A bronze sculpture by Nigerian-born artist Nnamdi sits in Whitman’s Glade at Harvest Preserve. (Photo by Bob Sessions)

A bronze sculpture by Nigerian-born artist Nnamdi sits in Whitman’s Glade at Harvest Preserve. (Photo by Bob Sessions)

One of the pleasures of exploring Harvest Preserve are the pieces of art that appear in unexpected places. In a sun-dappled area called Whitman’s Glade, for example, is They Are Waiting, a piece by Nigerian-born artist Nnamdi Okonkwo. And across the road from Harvest Preserve sits Man on a Bench, a massive, 20-foot-tall sculpture being carved from 110 tons of Indiana limestone by Doug Paul and fellow artist J.B. Barnhouse.

“I think that figure has been there for at least 10,000 years, but he was finally brought out of the ether by our efforts,” says Doug.

"Man on a Bench” sits overlooking Harvest Preserve. (photo by Lori Erickson)

“Man on a Bench” sits overlooking Harvest Preserve. (photo by Lori Erickson)

You might think that Doug Paul sounds a little eccentric, but he’s actually a highly successful entrepreneur. Most of all, he’s a spiritual seeker and a dreamer, and he created Harvest Preserve as a gift to other spiritual seekers and dreamers (as one myself, I am truly grateful for the gift Doug and Linda have given to the larger world).

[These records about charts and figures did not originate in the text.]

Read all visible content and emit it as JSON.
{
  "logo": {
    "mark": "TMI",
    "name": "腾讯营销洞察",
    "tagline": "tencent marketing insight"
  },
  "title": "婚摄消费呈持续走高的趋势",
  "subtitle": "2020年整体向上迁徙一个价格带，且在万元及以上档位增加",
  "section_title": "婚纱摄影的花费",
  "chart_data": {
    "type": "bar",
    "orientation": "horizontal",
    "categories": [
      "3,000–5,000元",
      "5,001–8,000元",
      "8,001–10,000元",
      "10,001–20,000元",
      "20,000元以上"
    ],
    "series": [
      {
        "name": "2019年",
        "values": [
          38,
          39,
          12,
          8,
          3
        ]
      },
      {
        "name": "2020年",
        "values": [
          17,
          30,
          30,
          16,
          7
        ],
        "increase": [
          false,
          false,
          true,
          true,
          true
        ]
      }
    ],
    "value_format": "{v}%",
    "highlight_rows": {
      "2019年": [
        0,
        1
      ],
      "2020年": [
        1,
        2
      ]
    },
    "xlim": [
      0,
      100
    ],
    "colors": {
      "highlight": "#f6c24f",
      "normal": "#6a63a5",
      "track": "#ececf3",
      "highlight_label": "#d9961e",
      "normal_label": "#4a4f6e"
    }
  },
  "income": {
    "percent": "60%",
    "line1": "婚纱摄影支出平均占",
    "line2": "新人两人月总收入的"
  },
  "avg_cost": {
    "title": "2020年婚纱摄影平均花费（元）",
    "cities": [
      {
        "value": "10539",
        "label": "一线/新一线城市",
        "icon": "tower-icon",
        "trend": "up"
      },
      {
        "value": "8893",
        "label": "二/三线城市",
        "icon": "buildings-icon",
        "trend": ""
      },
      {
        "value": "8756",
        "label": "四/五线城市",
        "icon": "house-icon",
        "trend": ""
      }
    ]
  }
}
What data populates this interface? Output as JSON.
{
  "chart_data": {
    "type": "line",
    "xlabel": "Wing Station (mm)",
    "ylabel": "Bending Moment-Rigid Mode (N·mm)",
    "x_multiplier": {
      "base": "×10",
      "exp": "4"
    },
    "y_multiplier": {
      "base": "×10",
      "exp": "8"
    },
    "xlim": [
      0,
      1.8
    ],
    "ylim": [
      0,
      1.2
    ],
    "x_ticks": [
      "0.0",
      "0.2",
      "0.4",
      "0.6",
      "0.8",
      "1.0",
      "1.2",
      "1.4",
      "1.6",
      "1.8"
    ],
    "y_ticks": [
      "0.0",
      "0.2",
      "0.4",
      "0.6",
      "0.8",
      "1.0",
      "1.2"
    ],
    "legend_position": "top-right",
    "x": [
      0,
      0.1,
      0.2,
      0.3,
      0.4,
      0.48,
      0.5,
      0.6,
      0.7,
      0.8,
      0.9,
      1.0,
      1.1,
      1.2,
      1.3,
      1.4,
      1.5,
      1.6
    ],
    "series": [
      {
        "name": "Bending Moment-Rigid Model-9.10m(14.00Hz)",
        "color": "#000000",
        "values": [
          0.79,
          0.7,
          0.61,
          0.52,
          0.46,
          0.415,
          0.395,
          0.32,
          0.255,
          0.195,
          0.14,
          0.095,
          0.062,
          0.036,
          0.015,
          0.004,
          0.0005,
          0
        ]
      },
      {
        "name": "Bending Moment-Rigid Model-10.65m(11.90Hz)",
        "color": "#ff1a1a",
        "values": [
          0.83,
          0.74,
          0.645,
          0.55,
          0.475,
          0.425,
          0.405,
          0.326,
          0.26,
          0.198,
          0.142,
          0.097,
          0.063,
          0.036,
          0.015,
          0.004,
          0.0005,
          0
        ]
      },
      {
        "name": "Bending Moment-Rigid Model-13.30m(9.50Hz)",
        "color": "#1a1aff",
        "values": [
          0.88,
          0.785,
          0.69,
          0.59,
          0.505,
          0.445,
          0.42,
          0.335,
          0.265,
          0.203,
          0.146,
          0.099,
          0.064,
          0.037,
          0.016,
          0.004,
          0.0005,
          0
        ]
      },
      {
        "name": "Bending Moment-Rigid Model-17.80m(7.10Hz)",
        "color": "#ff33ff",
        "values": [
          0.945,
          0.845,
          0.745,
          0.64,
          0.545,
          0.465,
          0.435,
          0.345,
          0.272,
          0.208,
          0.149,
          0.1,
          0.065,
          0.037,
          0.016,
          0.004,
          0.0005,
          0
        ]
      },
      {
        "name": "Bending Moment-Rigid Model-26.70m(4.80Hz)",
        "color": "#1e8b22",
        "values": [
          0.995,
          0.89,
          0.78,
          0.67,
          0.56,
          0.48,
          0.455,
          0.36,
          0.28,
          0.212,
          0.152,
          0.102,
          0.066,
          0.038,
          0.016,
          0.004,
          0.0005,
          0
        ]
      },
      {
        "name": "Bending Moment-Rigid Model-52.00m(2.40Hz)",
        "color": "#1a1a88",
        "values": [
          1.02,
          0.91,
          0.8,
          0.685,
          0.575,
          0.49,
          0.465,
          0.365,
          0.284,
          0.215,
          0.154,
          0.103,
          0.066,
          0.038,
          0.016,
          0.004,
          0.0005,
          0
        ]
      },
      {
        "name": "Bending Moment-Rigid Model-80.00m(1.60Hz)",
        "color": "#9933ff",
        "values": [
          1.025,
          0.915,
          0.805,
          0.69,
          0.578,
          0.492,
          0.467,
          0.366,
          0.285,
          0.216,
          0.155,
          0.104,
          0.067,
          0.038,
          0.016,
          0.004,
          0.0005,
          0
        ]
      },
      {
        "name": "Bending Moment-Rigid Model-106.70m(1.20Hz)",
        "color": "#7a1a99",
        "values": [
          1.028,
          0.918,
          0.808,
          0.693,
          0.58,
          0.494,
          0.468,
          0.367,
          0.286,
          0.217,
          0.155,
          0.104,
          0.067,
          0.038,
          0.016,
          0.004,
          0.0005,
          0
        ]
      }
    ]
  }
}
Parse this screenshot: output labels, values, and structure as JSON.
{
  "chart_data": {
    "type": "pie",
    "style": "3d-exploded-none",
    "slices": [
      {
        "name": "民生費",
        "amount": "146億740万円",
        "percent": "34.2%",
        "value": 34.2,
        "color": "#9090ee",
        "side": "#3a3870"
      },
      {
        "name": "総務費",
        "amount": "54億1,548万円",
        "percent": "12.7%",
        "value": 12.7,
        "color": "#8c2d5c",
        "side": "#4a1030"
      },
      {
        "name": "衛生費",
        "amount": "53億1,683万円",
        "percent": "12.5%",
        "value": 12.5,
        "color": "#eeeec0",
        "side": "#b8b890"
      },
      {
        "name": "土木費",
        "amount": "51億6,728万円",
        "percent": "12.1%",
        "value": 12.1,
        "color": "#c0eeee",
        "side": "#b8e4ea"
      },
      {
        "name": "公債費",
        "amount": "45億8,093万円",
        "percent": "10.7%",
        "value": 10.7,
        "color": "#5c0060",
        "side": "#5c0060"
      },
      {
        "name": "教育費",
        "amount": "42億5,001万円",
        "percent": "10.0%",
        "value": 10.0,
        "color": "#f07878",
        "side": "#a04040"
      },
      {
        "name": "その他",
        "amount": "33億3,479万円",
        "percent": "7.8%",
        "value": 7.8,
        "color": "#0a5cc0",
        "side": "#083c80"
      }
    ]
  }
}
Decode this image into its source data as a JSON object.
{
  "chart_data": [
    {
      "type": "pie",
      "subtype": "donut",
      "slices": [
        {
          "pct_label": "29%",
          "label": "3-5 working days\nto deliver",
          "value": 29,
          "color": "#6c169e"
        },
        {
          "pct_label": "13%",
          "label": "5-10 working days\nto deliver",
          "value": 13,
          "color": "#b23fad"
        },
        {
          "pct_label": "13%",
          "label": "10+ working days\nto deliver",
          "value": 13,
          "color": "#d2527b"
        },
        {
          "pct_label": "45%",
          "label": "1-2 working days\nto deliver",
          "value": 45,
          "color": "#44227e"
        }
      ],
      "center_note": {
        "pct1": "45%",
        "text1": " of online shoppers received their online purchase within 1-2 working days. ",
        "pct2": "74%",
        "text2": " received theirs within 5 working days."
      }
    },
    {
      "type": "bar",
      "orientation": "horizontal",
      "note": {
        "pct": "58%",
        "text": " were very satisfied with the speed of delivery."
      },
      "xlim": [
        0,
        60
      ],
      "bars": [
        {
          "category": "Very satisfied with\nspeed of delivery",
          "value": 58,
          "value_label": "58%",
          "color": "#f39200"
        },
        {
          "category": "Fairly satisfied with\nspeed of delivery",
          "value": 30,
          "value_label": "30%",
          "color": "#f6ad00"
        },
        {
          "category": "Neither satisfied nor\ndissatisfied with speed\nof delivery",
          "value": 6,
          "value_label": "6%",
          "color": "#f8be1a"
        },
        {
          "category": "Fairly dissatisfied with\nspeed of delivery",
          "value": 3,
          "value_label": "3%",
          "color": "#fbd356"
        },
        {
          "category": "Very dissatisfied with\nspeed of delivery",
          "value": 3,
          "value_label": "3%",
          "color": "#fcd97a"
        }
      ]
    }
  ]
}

While the land is now governed by the Harvest Preserve Foundation board, the Paul family remains intimately involved. Doug and Linda’s daughter, Julie Decker, serves as program director, and Doug devotes much of his time to maintaining and nurturing the property, gradually bringing back more of its native flora and fauna.

“I used to own the land, and now it owns me,” says Doug. “I’m its full-time volunteer.”

As Harvest Preserve enters its second decade, its board is trying to strike a balance between public access and protecting it as a place for quiet contemplation. While there are events open to all, entrance is generally limited to members who pay a fee that helps with maintenance costs (people can also do volunteer work to pay for a membership). Some of the most frequent visitors to the preserve are children, brought as part of after-school programs.

“As far as I know, this is the only stone circle transported in its entirety to the U.S.,” says Doug. “I think the stones talk to each other and talk to the land. They make it easier for people to connect with the divine energy that flows everywhere, but which seems to accumulate in some spots in particular. For whatever reason, they wanted to be here.”

The stones that make up the circle are buried so that about half of their length is below ground (Lori Erickson photo).

The stones that make up the circle are buried so that about half of their length is below ground (Lori Erickson photo).

I’ve only known the Harvest Preserve for a few weeks, but already it’s become a spiritual home for me. I love its winding paths through the woods, its quiet pond by the boathouse and its vistas of Iowa sky and prairie. But most of all, I love the Sacred Stone Circle that sits on a hill overlooking the woods, next to a meadow that is always atwitter with birdsong. Each time I come here I feel refreshed and at peace—the true mark of a holy place.

Here’s another curious fact about Flores, the island where the stones originated. In 2003, archaeologists found the remains of nine short hominids estimated to have lived some 18,000 years ago. The discovery, which disrupted what scientists thought they knew about human evolution, made headline news around the world. The diminutive people (who stood about three and a half feet tall) have been dubbed, naturally, Hobbits.

We’ll likely never know if there’s any connection between these so-called Hobbits and the sacred stones. But when I took a friend to Harvest Preserve, she said something that rang true to me: “This place is magical.” And the more I think about it, the more I believe this is true. Harvest Preserve is a place where the veil between worlds is thin, where stone men appear out of the ether, and where circles of sacred stones are transported across space and time to grow in fertile Iowa soil.